In 2016, Dr. Isom made the leap to Miller School tenure-track faculty, in part due to his creative blend of computational and experimental lab work on a class of molecules called G protein-coupled receptors (GPCRs), which play an essential role in cellular communications and are targeted by more than a third of FDA-approved drugs.
“There are 800 GPCRs in the human genome, half of which are found in the nose and eyes and tongue,” said Dr. Isom. “The other half are distributed throughout the body in pretty much every tissue, including tumor microenvironments. They are the largest and most therapeutically targeted class of cell surface receptors for cardiovascular drugs, psychiatric drugs, diabetes drugs, you name it.”
However, GPCRs are not major cancer drug targets — something Dr. Isom’s team is trying to change. They have developed high-throughput CRISPR gene editing and drug discovery technologies to study hundreds of human GPCRs in Saccharomyces cerevisiae (yeast).
Yeast offers many advantages over human cell models, particularly for translational studies in cancer. It’s relatively easy to edit human genes into the yeast genome; yeast has only one GPCR pathway; and the model organism tolerates external pH changes.
These traits have helped the Isom lab explore pH-intelligent GPCR ligands (molecules that bind to these receptors), illuminate GPCR activation mechanisms, and regulate GPCR signaling.
“With synthetic biology and the power of CRISPR, simpler model systems, such as yeast, have incredible potential to advance therapeutics for cancer and other human diseases,” said Dr. Isom.
“Dr. Isom takes an interdisciplinary approach that integrates protein structure, computational analyses, innovative synthetic biology, ligand/drug discovery platforms, and fundamental cell signaling.

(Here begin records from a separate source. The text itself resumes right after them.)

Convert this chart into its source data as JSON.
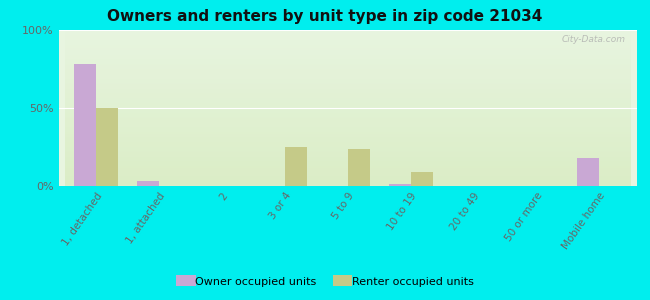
{
  "title": "Owners and renters by unit type in zip code 21034",
  "categories": [
    "1, detached",
    "1, attached",
    "2",
    "3 or 4",
    "5 to 9",
    "10 to 19",
    "20 to 49",
    "50 or more",
    "Mobile home"
  ],
  "owner_values": [
    78,
    3,
    0,
    0,
    0,
    1,
    0,
    0,
    18
  ],
  "renter_values": [
    50,
    0,
    0,
    25,
    24,
    9,
    0,
    0,
    0
  ],
  "owner_color": "#c9a8d4",
  "renter_color": "#c5ca88",
  "background_chart_top": "#e8f5e0",
  "background_chart_bottom": "#d8ecc0",
  "background_outer": "#00eeee",
  "ylim": [
    0,
    100
  ],
  "yticks": [
    0,
    50,
    100
  ],
  "ytick_labels": [
    "0%",
    "50%",
    "100%"
  ],
  "legend_owner": "Owner occupied units",
  "legend_renter": "Renter occupied units",
  "bar_width": 0.35,
  "watermark": "City-Data.com"
}
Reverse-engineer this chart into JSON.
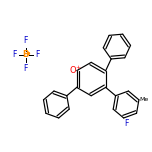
{
  "bg_color": "#ffffff",
  "line_color": "#000000",
  "o_color": "#ff0000",
  "b_color": "#ff8c00",
  "f_color": "#0000cc",
  "lw": 0.85,
  "dbo": 0.018,
  "figsize": [
    1.52,
    1.52
  ],
  "dpi": 100,
  "xlim": [
    0.0,
    1.0
  ],
  "ylim": [
    0.0,
    1.0
  ]
}
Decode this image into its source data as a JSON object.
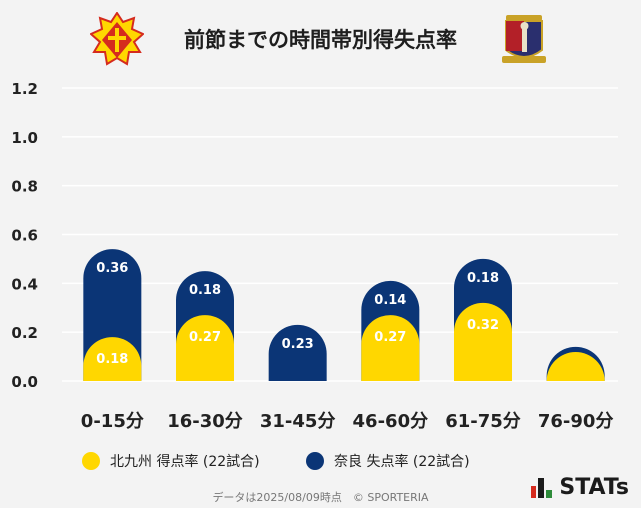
{
  "title": "前節までの時間帯別得失点率",
  "colors": {
    "home": "#ffd700",
    "away": "#0b3576",
    "grid": "#ffffff",
    "background": "#f3f3f3"
  },
  "legend": {
    "home_label": "北九州 得点率 (22試合)",
    "away_label": "奈良 失点率 (22試合)"
  },
  "footer": "データは2025/08/09時点　© SPORTERIA",
  "brand": "STATs",
  "chart_data": {
    "type": "bar",
    "stacked": true,
    "categories": [
      "0-15分",
      "16-30分",
      "31-45分",
      "46-60分",
      "61-75分",
      "76-90分"
    ],
    "series": [
      {
        "name": "北九州 得点率 (22試合)",
        "values": [
          0.18,
          0.27,
          0,
          0.27,
          0.32,
          0.09
        ],
        "labels": [
          "0.18",
          "0.27",
          "",
          "0.27",
          "0.32",
          ""
        ]
      },
      {
        "name": "奈良 失点率 (22試合)",
        "values": [
          0.36,
          0.18,
          0.23,
          0.14,
          0.18,
          0.05
        ],
        "labels": [
          "0.36",
          "0.18",
          "0.23",
          "0.14",
          "0.18",
          ""
        ]
      }
    ],
    "yticks": [
      "0.0",
      "0.2",
      "0.4",
      "0.6",
      "0.8",
      "1.0",
      "1.2"
    ],
    "ylim": [
      0,
      1.2
    ],
    "grid": true,
    "legend_position": "bottom"
  }
}
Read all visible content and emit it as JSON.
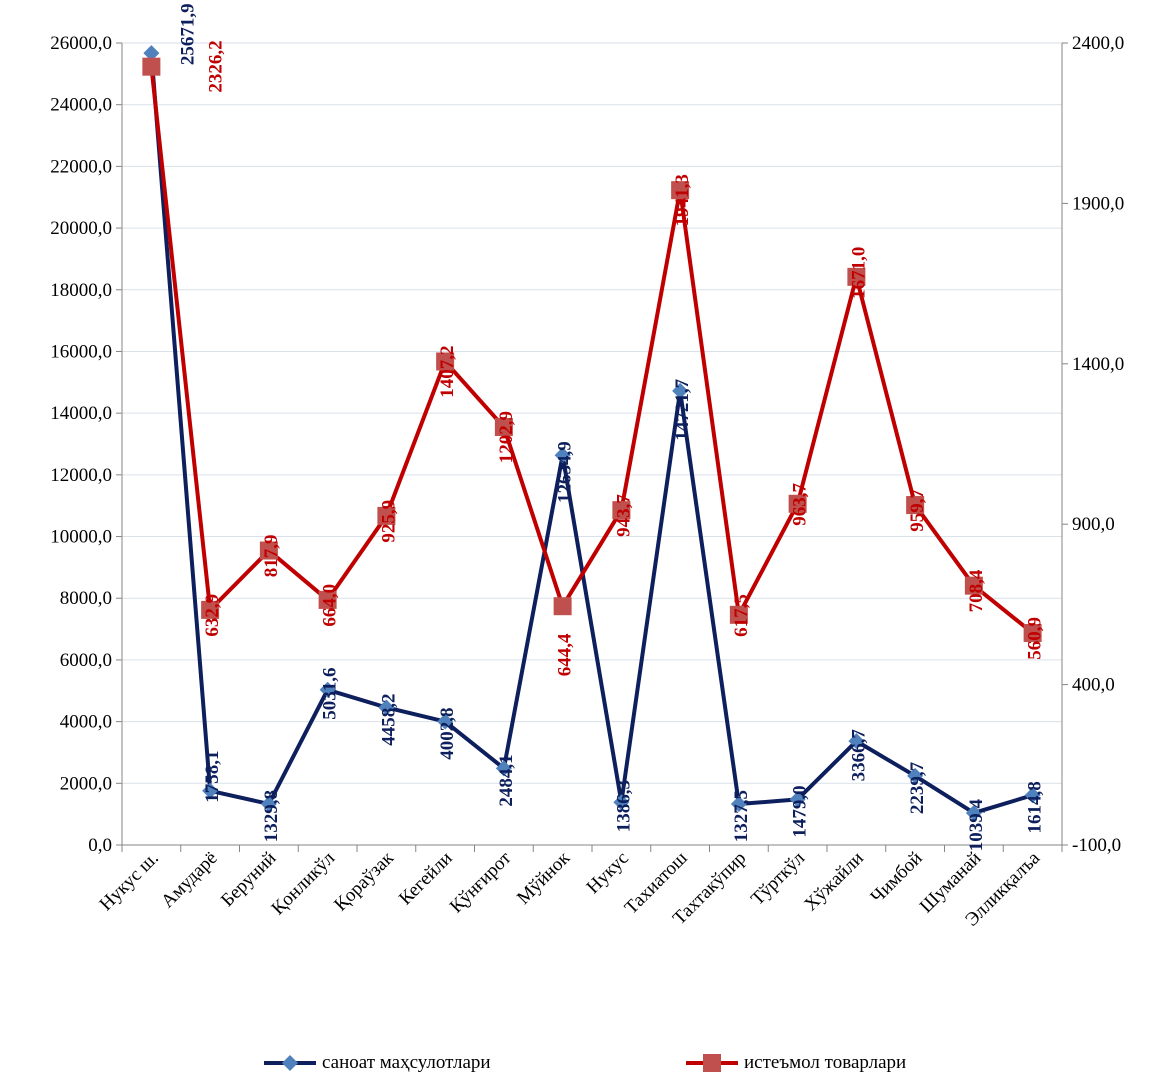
{
  "chart_data": {
    "type": "line",
    "categories": [
      "Нукус ш.",
      "Амударё",
      "Беруний",
      "Қонликўл",
      "Қораўзак",
      "Кегейли",
      "Қўнғирот",
      "Мўйнок",
      "Нукус",
      "Тахиатош",
      "Тахтакўпир",
      "Тўрткўл",
      "Хўжайли",
      "Чимбой",
      "Шуманай",
      "Элликқалъа"
    ],
    "series": [
      {
        "name": "саноат маҳсулотлари",
        "axis": "left",
        "color": "#0d1f5c",
        "marker_color": "#4f81bd",
        "marker": "diamond",
        "values": [
          25671.9,
          1758.1,
          1329.8,
          5031.6,
          4458.2,
          4002.8,
          2484.1,
          12634.9,
          1386.3,
          14721.7,
          1327.5,
          1479.0,
          3366.7,
          2239.7,
          1039.4,
          1614.8
        ],
        "labels": [
          "25671,9",
          "1758,1",
          "1329,8",
          "5031,6",
          "4458,2",
          "4002,8",
          "2484,1",
          "12634,9",
          "1386,3",
          "14721,7",
          "1327,5",
          "1479,0",
          "3366,7",
          "2239,7",
          "1039,4",
          "1614,8"
        ]
      },
      {
        "name": "истеъмол товарлари",
        "axis": "right",
        "color": "#c00000",
        "marker_color": "#c0504d",
        "marker": "square",
        "values": [
          2326.2,
          632.9,
          817.9,
          664.0,
          925.9,
          1407.2,
          1202.9,
          644.4,
          943.7,
          1941.3,
          617.5,
          963.7,
          1671.0,
          959.7,
          708.4,
          560.9
        ],
        "labels": [
          "2326,2",
          "632,9",
          "817,9",
          "664,0",
          "925,9",
          "1407,2",
          "1202,9",
          "644,4",
          "943,7",
          "1941,3",
          "617,5",
          "963,7",
          "1671,0",
          "959,7",
          "708,4",
          "560,9"
        ]
      }
    ],
    "y_left": {
      "min": 0,
      "max": 26000,
      "step": 2000,
      "ticks": [
        "0,0",
        "2000,0",
        "4000,0",
        "6000,0",
        "8000,0",
        "10000,0",
        "12000,0",
        "14000,0",
        "16000,0",
        "18000,0",
        "20000,0",
        "22000,0",
        "24000,0",
        "26000,0"
      ]
    },
    "y_right": {
      "min": -100,
      "max": 2400,
      "step": 500,
      "ticks": [
        "-100,0",
        "400,0",
        "900,0",
        "1400,0",
        "1900,0",
        "2400,0"
      ]
    },
    "grid": true,
    "legend": "bottom",
    "gridline_color": "#d9e1ec"
  },
  "legend": {
    "series1": "саноат маҳсулотлари",
    "series2": "истеъмол товарлари"
  }
}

This research is essential for understanding cell behavior in normal and disease states to include inflammation and cancer,” said Kerry Burnstein, Ph.D., associate director of education and training for Sylvester and professor and chair of the Department of Molecular and Cellular Pharmacology at the Miller School. “Given that GPCRs constitute such a large proportion of current drug targets, Dr. Isom’s work has broad impact.”

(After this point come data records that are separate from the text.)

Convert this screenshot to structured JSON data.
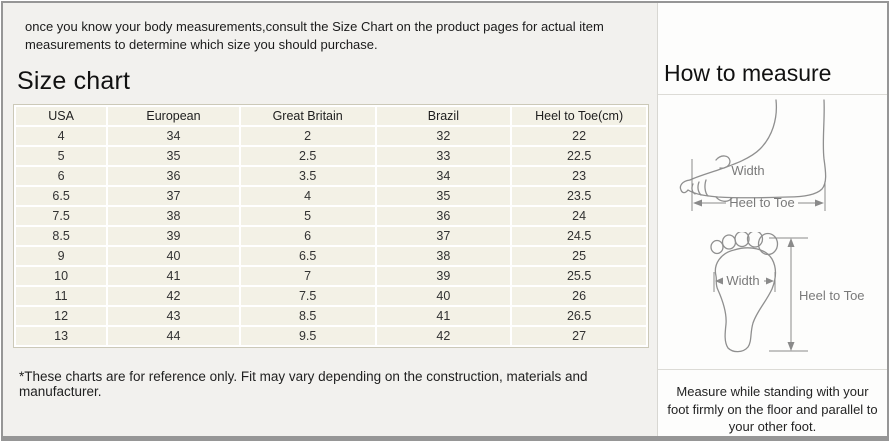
{
  "intro": {
    "text": "once you know your body measurements,consult the Size Chart on the product pages for actual item measurements to determine which size you should purchase."
  },
  "size_chart": {
    "title": "Size chart",
    "columns": [
      "USA",
      "European",
      "Great Britain",
      "Brazil",
      "Heel to Toe(cm)"
    ],
    "rows": [
      [
        "4",
        "34",
        "2",
        "32",
        "22"
      ],
      [
        "5",
        "35",
        "2.5",
        "33",
        "22.5"
      ],
      [
        "6",
        "36",
        "3.5",
        "34",
        "23"
      ],
      [
        "6.5",
        "37",
        "4",
        "35",
        "23.5"
      ],
      [
        "7.5",
        "38",
        "5",
        "36",
        "24"
      ],
      [
        "8.5",
        "39",
        "6",
        "37",
        "24.5"
      ],
      [
        "9",
        "40",
        "6.5",
        "38",
        "25"
      ],
      [
        "10",
        "41",
        "7",
        "39",
        "25.5"
      ],
      [
        "11",
        "42",
        "7.5",
        "40",
        "26"
      ],
      [
        "12",
        "43",
        "8.5",
        "41",
        "26.5"
      ],
      [
        "13",
        "44",
        "9.5",
        "42",
        "27"
      ]
    ],
    "footnote": "*These charts are for reference only. Fit may vary depending on the construction, materials and manufacturer."
  },
  "how_to_measure": {
    "title": "How to measure",
    "side_view": {
      "width_label": "Width",
      "length_label": "Heel to Toe"
    },
    "top_view": {
      "width_label": "Width",
      "length_label": "Heel to Toe"
    },
    "note": "Measure while standing with your foot firmly on the floor and parallel to your other foot."
  },
  "colors": {
    "frame_border": "#969696",
    "left_panel_bg": "#f2f1ee",
    "right_panel_bg": "#fdfdfc",
    "table_cell_bg": "#f3f1e6",
    "table_grid": "#ffffff",
    "table_border": "#ccc9b8",
    "sketch_stroke": "#8f8f8f",
    "sketch_label": "#7a7a7a"
  }
}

Dr. Isom’s team is continuing to tap this potential by developing GPCR nanobodies and biosensors, viral surveillance platforms to anticipate future pandemics, and pH-driven adaptations for cancer cell models.
An Advocate for Coding Literacy
Since 2016, Dr. Isom has also been teaching data science and coding to graduate and medical students. So far, nearly 150 students have gone through his program, which is being expanded to accommodate demand.
“Graduate students are busy and need a programming course that fits into their demanding schedules,” said Dr. Isom. “They need the skill, but also need to be at the bench.”
Dr. Isom wants to help his students think about data in ways that help them build bigger, more impactful experiments.
“Coding is an enabling skill,” said Dr. Isom. “I love Excel, but if your data only fits into Excel, you design your experiments to that scale. But if you could look at larger datasets and process more data, your science is going to scale up. Programming helps people ask questions differently, ask more questions, and answer them effectively because they can generate and process larger volumes of information.”
Outside of coding, Dr. Isom was tapped to develop and teach the pharmacology and pharmacokinetics unit for UM’s NextGenMD curriculum.
“Working with first-year medical students to develop their understanding of how drugs function in the body has been gratifying,” said Dr. Isom. “At times, it feels as though I learn as much from them as they learn from me. They are so eager, driven, and bright, and are just a pleasure to work with.”